In May 2014, the FASB issued ASU 2014-09, “Revenue from Contracts with Customers”, which provides guidance for revenue recognition. The standard’s core principle is that a company should recognize revenue when it transfers promised goods or services to customers in an amount that reflects the consideration to which the company expects to be entitled in exchange for those goods or services. This ASU also requires additional disclosures. ASU 2014-09 is effective for annual reporting periods beginning after December 15, 2016. The Company is currently in the process of evaluating the impact of adoption of this ASU on its Consolidated Financial Statements.

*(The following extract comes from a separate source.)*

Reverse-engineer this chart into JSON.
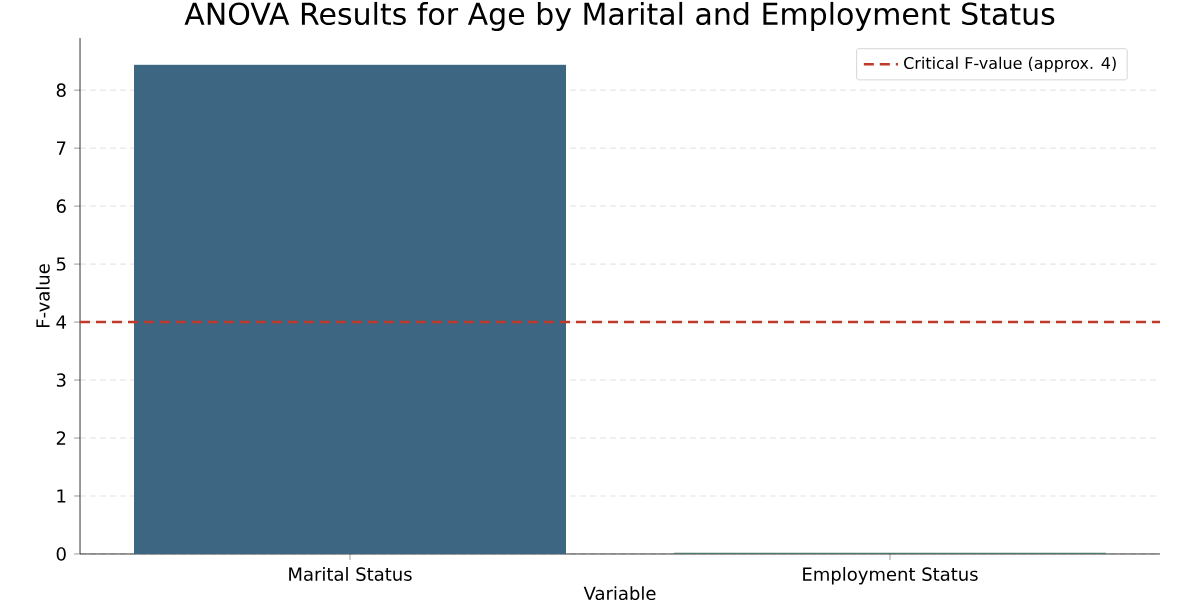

In April 2014, the FASB issued ASU No. 2014-08, “Reporting Discontinued Operations and Disclosures of Disposals of Components of an Entity”, which changes the criteria for determining which disposals can be presented as discontinued operations and modifies the related disclosure requirements. Under the new guidance, a disposal of a component of an entity or a group of components of an entity is required to be reported in discontinued operations if the disposal represents a strategic shift that has (or will have) a major effect on an entity’s operations and financial results and is disposed of or classified as held for sale. The standard also introduces several new disclosures. The guidance applies prospectively to new disposals and new classifications of disposal groups as held for sale after the effective date. ASU 2014-08 is effective for annual and interim periods beginning after December 15, 2014, with early adoption permitted. The Company is currently in the process of evaluating the impact of adoption of this ASU on its Consolidated Financial Statements.